Я отлично помню всё, хотя порой обманываю себя, будто забыла.
Март, пронизывающий ветер, щеки, покрывающиеся трещинами от мороза — и мамино письмо с завещанием, написанное на официальном бланке.
В тот момент мне было пятьдесят два.
Тамара сидела напротив: уверенная, собранная, с тем самым выражением лица — словно она вот-вот объяснит всё, и мне станет легче. — Пойми, Ирина, ты уже устроилась, у тебя есть своя квартира.

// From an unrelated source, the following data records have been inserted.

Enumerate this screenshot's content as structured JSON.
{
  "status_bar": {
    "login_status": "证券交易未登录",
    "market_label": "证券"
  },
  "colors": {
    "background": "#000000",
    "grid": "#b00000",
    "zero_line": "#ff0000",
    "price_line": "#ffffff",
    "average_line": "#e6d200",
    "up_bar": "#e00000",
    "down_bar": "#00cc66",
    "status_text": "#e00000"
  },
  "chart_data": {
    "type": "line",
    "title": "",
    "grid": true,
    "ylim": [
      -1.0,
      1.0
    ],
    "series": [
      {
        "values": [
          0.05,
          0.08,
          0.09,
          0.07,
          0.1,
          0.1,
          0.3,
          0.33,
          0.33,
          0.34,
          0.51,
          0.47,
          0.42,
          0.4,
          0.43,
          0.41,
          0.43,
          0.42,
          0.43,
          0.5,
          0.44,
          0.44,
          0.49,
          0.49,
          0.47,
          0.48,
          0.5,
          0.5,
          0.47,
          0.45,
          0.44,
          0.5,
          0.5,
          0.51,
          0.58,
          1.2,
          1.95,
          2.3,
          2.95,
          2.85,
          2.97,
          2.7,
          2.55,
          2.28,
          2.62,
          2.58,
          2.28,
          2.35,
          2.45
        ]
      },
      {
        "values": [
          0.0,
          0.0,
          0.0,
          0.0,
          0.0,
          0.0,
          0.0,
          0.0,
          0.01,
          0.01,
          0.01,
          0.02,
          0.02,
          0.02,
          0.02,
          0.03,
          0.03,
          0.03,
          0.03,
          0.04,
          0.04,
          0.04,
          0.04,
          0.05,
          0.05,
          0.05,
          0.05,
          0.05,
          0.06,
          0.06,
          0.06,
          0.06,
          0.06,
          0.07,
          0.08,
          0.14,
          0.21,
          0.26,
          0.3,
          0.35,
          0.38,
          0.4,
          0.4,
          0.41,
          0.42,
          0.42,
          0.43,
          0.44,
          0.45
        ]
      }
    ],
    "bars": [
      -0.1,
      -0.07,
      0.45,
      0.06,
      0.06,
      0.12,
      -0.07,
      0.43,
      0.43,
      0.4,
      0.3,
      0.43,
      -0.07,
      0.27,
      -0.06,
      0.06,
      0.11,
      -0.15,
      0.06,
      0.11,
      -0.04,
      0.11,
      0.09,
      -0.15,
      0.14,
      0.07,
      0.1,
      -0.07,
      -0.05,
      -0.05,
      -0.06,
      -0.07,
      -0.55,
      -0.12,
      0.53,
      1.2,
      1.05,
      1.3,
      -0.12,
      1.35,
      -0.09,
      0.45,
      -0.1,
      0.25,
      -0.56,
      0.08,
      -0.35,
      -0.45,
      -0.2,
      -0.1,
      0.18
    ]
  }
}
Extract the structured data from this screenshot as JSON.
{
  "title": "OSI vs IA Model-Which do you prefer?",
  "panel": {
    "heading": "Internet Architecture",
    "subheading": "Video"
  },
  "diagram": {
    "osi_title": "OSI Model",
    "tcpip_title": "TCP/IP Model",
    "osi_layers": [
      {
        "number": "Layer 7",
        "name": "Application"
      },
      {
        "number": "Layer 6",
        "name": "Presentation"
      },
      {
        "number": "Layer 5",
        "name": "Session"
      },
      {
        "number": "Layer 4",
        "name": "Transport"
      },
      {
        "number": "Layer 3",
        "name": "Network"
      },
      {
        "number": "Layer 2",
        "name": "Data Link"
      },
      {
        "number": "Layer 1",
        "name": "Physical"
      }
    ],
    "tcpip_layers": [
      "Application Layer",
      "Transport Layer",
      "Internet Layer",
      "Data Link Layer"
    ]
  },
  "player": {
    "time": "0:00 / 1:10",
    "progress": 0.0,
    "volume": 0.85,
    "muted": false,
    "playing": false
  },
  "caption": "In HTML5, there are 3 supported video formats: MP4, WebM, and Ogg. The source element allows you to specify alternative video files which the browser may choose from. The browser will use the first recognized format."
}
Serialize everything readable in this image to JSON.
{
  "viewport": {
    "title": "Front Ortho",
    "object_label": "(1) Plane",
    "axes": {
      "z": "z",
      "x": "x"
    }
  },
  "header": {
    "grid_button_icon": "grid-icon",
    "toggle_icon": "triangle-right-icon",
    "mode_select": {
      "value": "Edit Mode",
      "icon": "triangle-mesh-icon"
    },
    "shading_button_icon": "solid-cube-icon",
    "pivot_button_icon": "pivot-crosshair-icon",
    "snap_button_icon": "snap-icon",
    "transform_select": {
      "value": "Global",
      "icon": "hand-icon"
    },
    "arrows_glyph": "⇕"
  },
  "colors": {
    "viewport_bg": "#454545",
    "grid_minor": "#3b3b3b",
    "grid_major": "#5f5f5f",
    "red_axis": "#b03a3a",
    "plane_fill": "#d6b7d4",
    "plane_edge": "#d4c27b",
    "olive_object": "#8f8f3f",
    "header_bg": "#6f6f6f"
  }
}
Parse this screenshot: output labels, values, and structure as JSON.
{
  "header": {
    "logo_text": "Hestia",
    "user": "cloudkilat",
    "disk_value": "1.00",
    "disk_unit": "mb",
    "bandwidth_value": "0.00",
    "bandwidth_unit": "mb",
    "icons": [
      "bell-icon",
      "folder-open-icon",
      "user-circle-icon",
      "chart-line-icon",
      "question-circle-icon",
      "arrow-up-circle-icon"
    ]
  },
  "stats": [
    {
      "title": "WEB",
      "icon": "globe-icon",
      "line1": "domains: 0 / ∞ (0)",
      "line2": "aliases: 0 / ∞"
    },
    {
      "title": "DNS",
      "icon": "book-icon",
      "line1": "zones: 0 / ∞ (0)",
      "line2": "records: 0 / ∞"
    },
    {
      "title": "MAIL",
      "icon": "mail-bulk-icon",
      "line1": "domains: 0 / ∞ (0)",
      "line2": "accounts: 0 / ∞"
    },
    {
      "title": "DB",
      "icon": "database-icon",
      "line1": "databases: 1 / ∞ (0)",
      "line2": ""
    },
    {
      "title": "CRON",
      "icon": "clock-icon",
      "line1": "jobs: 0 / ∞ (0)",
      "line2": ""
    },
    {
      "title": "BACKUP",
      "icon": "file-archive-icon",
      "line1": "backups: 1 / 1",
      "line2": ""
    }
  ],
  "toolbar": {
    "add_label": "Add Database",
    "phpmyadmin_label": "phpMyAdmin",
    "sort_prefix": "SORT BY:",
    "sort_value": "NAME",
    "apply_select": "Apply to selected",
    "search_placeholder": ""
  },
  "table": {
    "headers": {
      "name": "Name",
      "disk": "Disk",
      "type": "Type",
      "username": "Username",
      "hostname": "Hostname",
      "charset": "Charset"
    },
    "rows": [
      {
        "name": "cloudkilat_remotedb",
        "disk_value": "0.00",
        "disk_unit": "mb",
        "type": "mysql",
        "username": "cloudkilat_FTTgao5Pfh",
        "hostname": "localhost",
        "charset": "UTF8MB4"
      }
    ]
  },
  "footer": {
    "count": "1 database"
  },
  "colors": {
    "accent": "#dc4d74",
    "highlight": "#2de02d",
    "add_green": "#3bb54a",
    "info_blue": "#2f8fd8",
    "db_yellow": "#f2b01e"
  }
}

А у меня… Знаешь, муж болен, сын без работы, всё лежит на мне… Я с мамой до самой ночи оставалась, разве ты забыла?

Она смотрела куда-то в сторону, избегая встречаться со мной взглядом, а я не могла подобрать слов.
Просто сжала в руке тот самый бланк, будто он сейчас порвётся — и вместе с ним уйдёт и боль.
С того момента между нами началась холодная война.
Марина, моя дочь, тогда только ожидала рождения первого ребёнка, а я не могла признаться, как больно, горько — даже стыдно, что нас с Тамарой снова разделила родительская любовь: ей досталось всё, а мне — лишь остатки.
Я не звонила первой.
Иногда она отправляла смс — какие-то формальные поздравления.
На семейных торжествах мы улыбались, притворяясь, что всё осталось по-старому.
Забавно, как одна бумажка способна расколоть жизнь на два периода: до и после.
А дальше наступили долгие годы.
Скромная зарплата, внучка, которую я водила в детский сад, и тихое счастье вечерами — чай с вареньем из смородины, беседы с Мариной.
Возможно, я слишком старалась загладить обиду, проявляя заботу о дочери: иногда ловила себя на мысли, что боюсь повторить ошибки матери.